Researchers at MIT have developed artificial muscle fibers that combine strength, speed, and control in a compact system, addressing key limits that have slowed progress in robotics and prosthetics.
The fibers are designed to work like biological muscle units. Multiple fibers can be arranged into larger structures depending on the task. Unlike conventional actuators, they are flexible, quiet, and can operate without external motors or bulky hardware, making them suitable for systems that interact closely with the human body.
The system is built by combining a thin fluid-driven McKibben actuator with a miniaturized electrohydrodynamic (EHD) pump. The pump generates pressure inside a sealed fluid chamber without moving parts or an external fluid supply. This removes the need for large hydraulic setups that earlier soft actuators depended on.
In previous designs, external pumps made systems heavy and difficult to scale. Here, millimeter-scale EHD pumps are integrated directly into the actuator system. These pumps move fluid by injecting charge into a dielectric liquid, creating ions that drive flow. The result is a compact and scalable approach that maintains pressure within a closed fluid circuit.
The actuators are arranged in antagonistic pairs, where one contracts while the other extends. A small pump placed between them shifts fluid from one side to the other, enabling controlled motion. This setup also stores fluid internally, eliminating the need for an external reservoir.

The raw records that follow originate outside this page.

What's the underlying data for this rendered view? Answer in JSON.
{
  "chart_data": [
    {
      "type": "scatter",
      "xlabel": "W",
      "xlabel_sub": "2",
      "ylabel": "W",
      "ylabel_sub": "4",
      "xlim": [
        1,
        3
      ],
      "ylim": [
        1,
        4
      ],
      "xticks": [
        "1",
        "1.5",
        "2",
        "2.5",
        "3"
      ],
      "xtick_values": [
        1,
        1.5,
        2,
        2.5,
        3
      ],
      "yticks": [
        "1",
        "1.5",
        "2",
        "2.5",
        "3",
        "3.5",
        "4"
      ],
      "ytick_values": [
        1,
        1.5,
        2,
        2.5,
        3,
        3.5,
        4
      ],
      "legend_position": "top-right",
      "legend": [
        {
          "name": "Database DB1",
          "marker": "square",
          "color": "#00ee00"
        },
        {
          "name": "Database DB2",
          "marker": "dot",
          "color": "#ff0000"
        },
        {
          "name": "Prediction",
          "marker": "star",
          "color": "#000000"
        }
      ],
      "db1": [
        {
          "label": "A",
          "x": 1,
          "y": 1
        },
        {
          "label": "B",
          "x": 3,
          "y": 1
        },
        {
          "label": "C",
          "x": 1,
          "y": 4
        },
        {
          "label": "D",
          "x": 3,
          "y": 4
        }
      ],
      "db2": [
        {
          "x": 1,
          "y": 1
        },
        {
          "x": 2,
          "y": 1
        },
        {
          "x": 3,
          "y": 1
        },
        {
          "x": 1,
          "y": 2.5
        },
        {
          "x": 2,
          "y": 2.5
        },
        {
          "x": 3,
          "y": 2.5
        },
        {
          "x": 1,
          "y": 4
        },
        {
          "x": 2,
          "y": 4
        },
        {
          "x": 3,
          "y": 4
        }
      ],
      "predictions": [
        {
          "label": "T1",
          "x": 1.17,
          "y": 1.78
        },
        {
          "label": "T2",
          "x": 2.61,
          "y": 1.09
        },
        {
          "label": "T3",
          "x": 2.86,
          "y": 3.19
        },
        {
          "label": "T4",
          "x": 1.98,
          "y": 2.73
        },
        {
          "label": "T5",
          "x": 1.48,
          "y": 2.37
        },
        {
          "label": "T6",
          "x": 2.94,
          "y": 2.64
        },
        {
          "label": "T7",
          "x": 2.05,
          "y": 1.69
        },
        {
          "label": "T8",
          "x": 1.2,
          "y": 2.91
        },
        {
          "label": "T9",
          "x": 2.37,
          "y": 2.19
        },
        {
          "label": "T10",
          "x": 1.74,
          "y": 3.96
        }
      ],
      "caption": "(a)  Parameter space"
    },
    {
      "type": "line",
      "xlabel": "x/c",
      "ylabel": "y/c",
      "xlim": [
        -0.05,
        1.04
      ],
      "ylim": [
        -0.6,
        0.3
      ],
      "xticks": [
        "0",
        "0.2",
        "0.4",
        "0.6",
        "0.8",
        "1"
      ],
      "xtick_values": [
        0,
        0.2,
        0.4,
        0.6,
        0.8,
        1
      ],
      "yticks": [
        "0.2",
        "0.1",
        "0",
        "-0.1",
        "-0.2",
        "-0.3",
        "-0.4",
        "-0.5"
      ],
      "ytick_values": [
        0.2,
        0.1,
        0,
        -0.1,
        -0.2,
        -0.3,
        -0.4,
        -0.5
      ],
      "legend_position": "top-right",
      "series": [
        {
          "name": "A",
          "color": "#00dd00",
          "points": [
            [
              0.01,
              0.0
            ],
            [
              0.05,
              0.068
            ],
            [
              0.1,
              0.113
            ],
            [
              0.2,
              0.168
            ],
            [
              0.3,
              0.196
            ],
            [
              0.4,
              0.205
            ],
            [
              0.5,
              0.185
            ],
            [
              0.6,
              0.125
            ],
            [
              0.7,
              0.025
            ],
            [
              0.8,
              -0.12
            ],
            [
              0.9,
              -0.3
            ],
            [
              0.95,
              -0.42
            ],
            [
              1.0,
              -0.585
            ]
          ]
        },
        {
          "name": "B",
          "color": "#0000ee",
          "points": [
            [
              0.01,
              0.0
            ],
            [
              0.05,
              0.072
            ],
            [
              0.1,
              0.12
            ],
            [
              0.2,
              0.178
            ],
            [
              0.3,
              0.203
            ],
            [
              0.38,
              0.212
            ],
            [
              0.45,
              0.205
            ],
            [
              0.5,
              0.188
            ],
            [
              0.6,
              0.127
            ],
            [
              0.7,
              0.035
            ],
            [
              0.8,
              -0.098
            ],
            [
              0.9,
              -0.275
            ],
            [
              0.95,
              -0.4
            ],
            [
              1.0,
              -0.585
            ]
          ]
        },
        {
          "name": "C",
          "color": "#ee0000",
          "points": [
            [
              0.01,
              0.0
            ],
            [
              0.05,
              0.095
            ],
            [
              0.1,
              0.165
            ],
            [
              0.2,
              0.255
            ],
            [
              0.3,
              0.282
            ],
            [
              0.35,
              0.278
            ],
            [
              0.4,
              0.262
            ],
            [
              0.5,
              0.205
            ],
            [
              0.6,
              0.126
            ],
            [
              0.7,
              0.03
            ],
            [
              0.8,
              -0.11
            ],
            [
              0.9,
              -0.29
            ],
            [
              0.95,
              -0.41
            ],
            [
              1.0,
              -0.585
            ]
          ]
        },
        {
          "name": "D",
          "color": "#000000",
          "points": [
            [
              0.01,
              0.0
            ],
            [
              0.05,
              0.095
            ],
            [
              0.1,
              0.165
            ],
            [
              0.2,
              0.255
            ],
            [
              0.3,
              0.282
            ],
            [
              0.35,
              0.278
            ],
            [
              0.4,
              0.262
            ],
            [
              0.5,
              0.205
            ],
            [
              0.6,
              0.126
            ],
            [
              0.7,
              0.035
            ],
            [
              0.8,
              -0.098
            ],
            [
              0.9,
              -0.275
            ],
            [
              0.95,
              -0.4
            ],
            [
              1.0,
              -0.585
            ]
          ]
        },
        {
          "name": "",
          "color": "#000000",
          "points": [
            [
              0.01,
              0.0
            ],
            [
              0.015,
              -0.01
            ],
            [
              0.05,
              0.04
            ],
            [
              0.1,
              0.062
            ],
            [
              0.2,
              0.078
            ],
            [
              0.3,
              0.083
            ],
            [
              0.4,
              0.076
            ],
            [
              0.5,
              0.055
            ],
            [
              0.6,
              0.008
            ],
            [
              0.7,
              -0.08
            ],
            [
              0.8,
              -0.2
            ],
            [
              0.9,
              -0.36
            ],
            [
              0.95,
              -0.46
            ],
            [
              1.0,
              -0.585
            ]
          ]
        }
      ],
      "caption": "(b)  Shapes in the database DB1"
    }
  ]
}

The system operates with a required internal bias pressure. Maintaining this pressure prevents cavitation, where vapor bubbles form and disrupt fluid flow. Adjusting the bias pressure allows control over performance, including response speed and contraction range.

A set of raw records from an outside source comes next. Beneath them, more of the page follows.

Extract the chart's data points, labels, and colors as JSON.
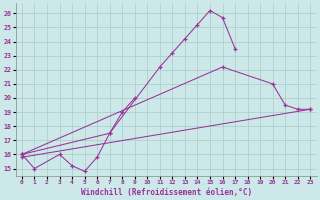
{
  "xlabel": "Windchill (Refroidissement éolien,°C)",
  "bg_color": "#cce8e8",
  "grid_color": "#aacccc",
  "line_color": "#993399",
  "xlim": [
    -0.5,
    23.5
  ],
  "ylim": [
    14.5,
    26.7
  ],
  "xticks": [
    0,
    1,
    2,
    3,
    4,
    5,
    6,
    7,
    8,
    9,
    10,
    11,
    12,
    13,
    14,
    15,
    16,
    17,
    18,
    19,
    20,
    21,
    22,
    23
  ],
  "yticks": [
    15,
    16,
    17,
    18,
    19,
    20,
    21,
    22,
    23,
    24,
    25,
    26
  ],
  "series": [
    {
      "x": [
        0,
        1,
        3,
        4,
        5,
        6,
        7,
        8,
        9
      ],
      "y": [
        16.0,
        15.0,
        16.0,
        15.2,
        14.8,
        15.8,
        17.5,
        19.0,
        20.0
      ]
    },
    {
      "x": [
        0,
        7,
        11,
        12,
        13,
        14,
        15,
        16,
        17
      ],
      "y": [
        16.0,
        17.5,
        22.2,
        23.2,
        24.2,
        25.2,
        26.2,
        25.7,
        23.5
      ]
    },
    {
      "x": [
        0,
        16,
        20,
        21,
        22,
        23
      ],
      "y": [
        16.0,
        22.2,
        21.0,
        19.5,
        19.2,
        19.2
      ]
    },
    {
      "x": [
        0,
        23
      ],
      "y": [
        15.8,
        19.2
      ]
    }
  ]
}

Compared to servo motor systems, which produce rotational motion and require mechanical conversion, these fiber muscles generate linear motion directly. This allows them to be distributed across structures instead of being concentrated at joints, enabling more compact designs.

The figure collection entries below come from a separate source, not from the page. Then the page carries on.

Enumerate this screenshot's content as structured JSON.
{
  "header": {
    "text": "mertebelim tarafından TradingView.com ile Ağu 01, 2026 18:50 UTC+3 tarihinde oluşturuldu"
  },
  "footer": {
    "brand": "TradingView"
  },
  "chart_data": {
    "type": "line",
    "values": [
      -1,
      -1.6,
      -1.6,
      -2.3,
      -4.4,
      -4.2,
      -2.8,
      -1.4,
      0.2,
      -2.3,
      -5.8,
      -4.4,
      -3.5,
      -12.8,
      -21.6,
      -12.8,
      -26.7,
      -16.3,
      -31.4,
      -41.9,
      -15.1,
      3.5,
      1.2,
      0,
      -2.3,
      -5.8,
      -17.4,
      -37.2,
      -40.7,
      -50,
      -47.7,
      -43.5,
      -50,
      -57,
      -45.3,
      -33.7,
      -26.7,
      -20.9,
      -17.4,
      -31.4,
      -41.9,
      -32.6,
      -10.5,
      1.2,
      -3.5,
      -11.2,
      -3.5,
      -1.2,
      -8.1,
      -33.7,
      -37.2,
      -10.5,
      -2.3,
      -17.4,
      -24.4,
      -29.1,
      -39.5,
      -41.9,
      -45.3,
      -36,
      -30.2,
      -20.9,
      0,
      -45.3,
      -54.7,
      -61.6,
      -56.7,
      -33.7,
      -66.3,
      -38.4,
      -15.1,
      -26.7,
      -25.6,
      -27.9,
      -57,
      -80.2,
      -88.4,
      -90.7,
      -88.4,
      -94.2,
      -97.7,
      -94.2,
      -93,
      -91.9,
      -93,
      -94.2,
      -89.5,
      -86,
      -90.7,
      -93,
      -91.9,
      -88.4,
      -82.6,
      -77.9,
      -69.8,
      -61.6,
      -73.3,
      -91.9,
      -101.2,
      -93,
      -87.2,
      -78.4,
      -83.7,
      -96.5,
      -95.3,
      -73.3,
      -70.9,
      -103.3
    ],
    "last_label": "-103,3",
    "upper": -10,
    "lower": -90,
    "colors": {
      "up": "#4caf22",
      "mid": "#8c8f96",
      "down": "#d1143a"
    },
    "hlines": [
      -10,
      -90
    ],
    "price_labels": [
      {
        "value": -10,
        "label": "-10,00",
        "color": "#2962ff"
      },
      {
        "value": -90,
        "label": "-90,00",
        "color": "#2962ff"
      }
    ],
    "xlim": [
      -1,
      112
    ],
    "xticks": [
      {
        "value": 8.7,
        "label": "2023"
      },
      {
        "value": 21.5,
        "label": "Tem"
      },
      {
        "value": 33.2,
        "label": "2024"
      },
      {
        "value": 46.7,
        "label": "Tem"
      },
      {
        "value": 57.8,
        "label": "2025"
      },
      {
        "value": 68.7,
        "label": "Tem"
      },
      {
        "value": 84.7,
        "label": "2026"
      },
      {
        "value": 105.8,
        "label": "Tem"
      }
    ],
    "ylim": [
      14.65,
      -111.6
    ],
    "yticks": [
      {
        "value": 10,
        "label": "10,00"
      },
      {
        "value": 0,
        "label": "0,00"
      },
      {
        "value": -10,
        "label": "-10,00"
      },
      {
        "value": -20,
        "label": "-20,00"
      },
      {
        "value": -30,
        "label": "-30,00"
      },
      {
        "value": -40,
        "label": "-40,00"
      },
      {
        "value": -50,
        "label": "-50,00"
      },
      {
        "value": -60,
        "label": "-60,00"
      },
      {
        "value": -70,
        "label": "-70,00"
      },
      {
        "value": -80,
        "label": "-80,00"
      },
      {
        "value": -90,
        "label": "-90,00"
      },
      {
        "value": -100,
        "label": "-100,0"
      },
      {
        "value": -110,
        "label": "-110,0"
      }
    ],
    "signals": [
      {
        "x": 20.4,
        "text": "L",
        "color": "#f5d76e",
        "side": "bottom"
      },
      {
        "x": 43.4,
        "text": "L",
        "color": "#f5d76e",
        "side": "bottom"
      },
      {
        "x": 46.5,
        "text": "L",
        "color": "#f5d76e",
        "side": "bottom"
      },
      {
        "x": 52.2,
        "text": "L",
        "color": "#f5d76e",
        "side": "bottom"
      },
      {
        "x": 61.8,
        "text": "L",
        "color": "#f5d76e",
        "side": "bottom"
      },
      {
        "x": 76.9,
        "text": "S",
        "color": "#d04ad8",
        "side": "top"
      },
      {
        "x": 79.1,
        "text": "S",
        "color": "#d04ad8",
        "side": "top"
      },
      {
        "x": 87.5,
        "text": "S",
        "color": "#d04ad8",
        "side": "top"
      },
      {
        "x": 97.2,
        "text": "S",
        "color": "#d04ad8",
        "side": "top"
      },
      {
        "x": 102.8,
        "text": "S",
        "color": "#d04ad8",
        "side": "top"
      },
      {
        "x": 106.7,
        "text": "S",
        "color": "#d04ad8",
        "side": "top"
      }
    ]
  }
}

These electrofluidic muscles can be used in wearable systems such as exoskeletons and assistive devices. The same design approach can also apply to other fluid-driven robots where internal pumping can replace external systems.
The work shows a complete system design, from pump integration to actuator behavior and testing. By removing bulky components and enabling silent operation, it improves portability and power density in soft robotic systems.